Boeing To Lay Off Hundreds of Engineers Amid Sales Slowdown (reuters.com)
According to Reuters, Boeing has warned its employees that it "planned another round of involuntary layoffs that would affect hundreds of engineers at its commercial airplanes unit." From the report: The latest job cuts followed a prior involuntary reduction of 245 workers set for May 19 as the company responded to increasing competition and slowing aircraft sales. The additional layoffs are due to start June 23, according to the memo from John Hamilton, vice president of engineering at Boeing Commercial Airplanes. "We are moving forward with a second phase of involuntary layoffs for some select skills in Washington state and other enterprise locations," the memo said. "We anticipate this will impact hundreds of engineering employees. Additional reductions in engineering later this year will be driven by our business environment and the amount of voluntary attrition."
I wonder how this report squares with the one from late February that "Boeing and Airbus Can't Make Enough Airplanes To Keep Up With Demand". Poor workforce management? One of these two stories must misrepresent the truth.

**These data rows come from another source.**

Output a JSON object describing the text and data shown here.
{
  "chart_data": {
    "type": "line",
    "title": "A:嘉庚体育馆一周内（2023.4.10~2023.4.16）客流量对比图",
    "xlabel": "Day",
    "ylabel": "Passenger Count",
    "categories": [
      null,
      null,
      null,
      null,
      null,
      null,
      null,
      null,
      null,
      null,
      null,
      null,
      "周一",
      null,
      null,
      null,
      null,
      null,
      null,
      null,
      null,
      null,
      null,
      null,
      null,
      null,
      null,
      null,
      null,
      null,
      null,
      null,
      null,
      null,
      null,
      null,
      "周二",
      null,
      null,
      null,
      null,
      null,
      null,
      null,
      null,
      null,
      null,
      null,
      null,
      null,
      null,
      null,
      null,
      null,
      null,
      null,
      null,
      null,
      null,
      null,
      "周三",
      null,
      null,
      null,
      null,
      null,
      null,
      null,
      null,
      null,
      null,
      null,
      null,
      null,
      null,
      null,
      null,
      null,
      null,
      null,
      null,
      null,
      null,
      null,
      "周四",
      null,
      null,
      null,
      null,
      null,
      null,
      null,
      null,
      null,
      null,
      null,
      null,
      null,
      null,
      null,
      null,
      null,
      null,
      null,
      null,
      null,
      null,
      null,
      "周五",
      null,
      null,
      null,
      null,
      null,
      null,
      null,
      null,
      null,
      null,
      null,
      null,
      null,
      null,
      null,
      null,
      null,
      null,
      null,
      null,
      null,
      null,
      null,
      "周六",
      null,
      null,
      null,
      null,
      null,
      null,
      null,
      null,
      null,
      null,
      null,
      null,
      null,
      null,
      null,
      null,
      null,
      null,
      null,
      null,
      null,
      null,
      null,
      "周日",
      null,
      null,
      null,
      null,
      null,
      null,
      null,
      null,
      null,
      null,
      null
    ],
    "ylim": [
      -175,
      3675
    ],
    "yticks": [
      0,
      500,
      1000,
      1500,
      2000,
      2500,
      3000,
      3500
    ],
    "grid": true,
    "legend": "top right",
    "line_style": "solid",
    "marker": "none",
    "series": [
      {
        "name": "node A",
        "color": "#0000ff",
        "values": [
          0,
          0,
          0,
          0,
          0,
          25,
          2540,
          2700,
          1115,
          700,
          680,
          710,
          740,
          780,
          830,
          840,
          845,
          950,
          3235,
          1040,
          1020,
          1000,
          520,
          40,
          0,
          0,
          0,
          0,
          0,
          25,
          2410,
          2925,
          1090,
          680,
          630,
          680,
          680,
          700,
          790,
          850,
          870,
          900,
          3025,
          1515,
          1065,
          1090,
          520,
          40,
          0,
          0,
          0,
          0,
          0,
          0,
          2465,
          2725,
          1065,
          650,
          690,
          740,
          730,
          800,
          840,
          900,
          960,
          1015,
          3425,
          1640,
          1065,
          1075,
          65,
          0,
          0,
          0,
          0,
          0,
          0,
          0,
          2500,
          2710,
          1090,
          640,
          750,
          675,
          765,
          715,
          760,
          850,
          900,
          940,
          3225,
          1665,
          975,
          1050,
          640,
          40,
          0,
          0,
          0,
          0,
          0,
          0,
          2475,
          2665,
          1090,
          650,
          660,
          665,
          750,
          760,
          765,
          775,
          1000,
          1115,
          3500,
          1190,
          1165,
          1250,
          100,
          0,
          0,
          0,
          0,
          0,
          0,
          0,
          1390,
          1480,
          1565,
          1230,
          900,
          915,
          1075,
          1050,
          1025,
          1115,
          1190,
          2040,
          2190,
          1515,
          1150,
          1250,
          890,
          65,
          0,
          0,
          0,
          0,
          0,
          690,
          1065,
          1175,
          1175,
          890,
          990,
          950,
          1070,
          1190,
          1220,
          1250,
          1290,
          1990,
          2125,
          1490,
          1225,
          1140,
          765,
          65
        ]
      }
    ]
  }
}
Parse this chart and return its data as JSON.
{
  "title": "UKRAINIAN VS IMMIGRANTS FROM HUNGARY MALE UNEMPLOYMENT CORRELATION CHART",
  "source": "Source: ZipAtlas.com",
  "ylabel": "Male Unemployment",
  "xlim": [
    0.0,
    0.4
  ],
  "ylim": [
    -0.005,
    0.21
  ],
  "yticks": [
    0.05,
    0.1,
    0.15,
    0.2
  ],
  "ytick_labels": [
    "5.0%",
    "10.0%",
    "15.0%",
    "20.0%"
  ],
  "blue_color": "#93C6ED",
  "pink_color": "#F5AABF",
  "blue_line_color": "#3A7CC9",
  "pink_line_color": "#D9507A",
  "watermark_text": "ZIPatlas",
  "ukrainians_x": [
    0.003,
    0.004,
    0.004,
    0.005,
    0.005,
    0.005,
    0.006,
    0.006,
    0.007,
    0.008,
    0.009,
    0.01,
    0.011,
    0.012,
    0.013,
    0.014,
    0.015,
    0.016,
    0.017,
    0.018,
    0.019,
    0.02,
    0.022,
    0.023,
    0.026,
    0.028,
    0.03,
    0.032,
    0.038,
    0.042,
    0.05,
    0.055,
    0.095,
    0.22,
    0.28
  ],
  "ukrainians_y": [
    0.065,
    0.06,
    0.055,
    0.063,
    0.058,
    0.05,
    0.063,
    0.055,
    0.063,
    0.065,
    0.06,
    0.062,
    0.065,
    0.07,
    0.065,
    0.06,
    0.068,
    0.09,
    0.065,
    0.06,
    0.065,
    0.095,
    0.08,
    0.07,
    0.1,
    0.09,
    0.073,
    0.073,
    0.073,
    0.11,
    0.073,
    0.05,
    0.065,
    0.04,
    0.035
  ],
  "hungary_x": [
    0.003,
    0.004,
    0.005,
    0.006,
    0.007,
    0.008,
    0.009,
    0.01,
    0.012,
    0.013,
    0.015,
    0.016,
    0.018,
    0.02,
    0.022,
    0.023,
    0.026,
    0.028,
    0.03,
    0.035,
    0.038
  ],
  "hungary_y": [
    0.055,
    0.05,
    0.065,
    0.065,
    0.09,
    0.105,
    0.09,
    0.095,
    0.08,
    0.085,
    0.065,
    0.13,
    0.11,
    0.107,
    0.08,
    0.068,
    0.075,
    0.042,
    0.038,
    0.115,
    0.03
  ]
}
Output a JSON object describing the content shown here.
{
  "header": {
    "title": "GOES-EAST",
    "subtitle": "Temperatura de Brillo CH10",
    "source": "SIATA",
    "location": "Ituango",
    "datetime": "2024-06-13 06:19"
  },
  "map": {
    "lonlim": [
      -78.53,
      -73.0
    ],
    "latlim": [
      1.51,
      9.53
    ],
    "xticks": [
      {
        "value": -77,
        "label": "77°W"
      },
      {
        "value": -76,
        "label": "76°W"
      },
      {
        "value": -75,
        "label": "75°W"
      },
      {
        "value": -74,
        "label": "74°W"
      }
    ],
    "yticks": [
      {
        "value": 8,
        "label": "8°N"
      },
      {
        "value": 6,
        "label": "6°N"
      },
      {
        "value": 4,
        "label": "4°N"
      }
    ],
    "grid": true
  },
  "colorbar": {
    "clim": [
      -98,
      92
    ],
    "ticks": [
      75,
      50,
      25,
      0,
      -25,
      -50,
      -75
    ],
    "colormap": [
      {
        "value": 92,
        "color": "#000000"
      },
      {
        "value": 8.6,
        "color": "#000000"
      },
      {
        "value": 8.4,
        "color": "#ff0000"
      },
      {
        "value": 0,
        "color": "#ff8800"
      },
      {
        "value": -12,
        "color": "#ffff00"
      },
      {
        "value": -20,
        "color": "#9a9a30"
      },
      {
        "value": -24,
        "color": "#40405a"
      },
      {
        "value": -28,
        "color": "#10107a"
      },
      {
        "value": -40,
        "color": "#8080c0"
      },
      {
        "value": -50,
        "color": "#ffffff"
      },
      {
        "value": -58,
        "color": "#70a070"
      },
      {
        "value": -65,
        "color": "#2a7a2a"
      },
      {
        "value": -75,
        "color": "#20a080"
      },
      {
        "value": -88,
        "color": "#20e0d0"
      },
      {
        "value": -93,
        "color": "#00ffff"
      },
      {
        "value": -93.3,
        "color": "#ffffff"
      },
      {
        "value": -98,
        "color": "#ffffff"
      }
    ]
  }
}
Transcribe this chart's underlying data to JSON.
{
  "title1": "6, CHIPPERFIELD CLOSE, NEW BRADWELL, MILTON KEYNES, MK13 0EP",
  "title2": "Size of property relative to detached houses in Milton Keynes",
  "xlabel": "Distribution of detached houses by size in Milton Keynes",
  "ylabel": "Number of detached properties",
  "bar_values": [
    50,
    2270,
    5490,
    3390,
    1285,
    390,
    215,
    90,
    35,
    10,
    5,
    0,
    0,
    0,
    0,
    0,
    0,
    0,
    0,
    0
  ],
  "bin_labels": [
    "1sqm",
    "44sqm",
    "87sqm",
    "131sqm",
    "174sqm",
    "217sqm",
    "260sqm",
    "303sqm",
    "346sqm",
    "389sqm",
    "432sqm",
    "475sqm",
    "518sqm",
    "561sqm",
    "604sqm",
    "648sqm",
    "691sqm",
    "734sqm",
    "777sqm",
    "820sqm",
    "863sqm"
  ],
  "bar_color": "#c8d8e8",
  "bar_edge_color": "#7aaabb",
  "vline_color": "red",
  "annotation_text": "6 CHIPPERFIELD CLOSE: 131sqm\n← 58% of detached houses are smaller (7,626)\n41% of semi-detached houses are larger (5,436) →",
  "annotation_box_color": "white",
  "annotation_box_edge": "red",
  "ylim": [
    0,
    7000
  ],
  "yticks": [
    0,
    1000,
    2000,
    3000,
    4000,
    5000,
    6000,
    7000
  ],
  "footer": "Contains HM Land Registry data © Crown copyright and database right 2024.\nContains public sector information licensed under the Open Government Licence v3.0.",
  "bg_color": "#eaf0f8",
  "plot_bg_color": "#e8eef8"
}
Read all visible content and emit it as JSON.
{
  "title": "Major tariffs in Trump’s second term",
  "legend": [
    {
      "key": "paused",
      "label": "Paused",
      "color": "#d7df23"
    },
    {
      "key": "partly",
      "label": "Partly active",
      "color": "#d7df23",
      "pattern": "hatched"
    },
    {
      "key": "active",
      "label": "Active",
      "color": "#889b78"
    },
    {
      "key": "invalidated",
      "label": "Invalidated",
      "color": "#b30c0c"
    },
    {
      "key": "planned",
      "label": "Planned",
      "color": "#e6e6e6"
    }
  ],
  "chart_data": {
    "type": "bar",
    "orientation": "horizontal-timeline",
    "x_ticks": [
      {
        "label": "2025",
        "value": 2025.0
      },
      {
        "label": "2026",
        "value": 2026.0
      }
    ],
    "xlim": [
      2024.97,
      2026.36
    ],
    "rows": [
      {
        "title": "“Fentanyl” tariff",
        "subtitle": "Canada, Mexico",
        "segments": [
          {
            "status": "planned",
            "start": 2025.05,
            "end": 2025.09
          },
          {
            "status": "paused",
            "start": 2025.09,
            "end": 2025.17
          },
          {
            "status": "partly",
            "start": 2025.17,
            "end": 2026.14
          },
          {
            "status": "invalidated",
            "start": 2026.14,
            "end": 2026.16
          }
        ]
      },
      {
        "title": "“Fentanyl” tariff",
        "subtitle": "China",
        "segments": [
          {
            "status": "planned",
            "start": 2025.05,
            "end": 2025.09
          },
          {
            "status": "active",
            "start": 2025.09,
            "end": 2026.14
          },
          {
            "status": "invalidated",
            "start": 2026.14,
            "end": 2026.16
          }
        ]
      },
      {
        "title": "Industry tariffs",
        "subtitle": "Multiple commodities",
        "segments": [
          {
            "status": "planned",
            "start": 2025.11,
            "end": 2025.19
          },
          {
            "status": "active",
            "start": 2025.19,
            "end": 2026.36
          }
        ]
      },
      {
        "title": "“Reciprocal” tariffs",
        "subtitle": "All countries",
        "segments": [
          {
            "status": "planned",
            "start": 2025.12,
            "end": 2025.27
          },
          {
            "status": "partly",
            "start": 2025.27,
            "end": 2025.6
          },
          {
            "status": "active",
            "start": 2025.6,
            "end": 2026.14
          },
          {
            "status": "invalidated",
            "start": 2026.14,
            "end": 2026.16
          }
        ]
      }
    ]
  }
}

It isn't really that the engineers get fired first; more like they don't even hire other disciplines now. The rest are outsourced to local manufacturers, or contracted workers through external companies, so it doesn't make the news when those reductions happen. Years ago Boeing manufactured a much larger percentage of their airplanes than they do now, and had a larger fraction of their administrative (e.g.) work done by employees.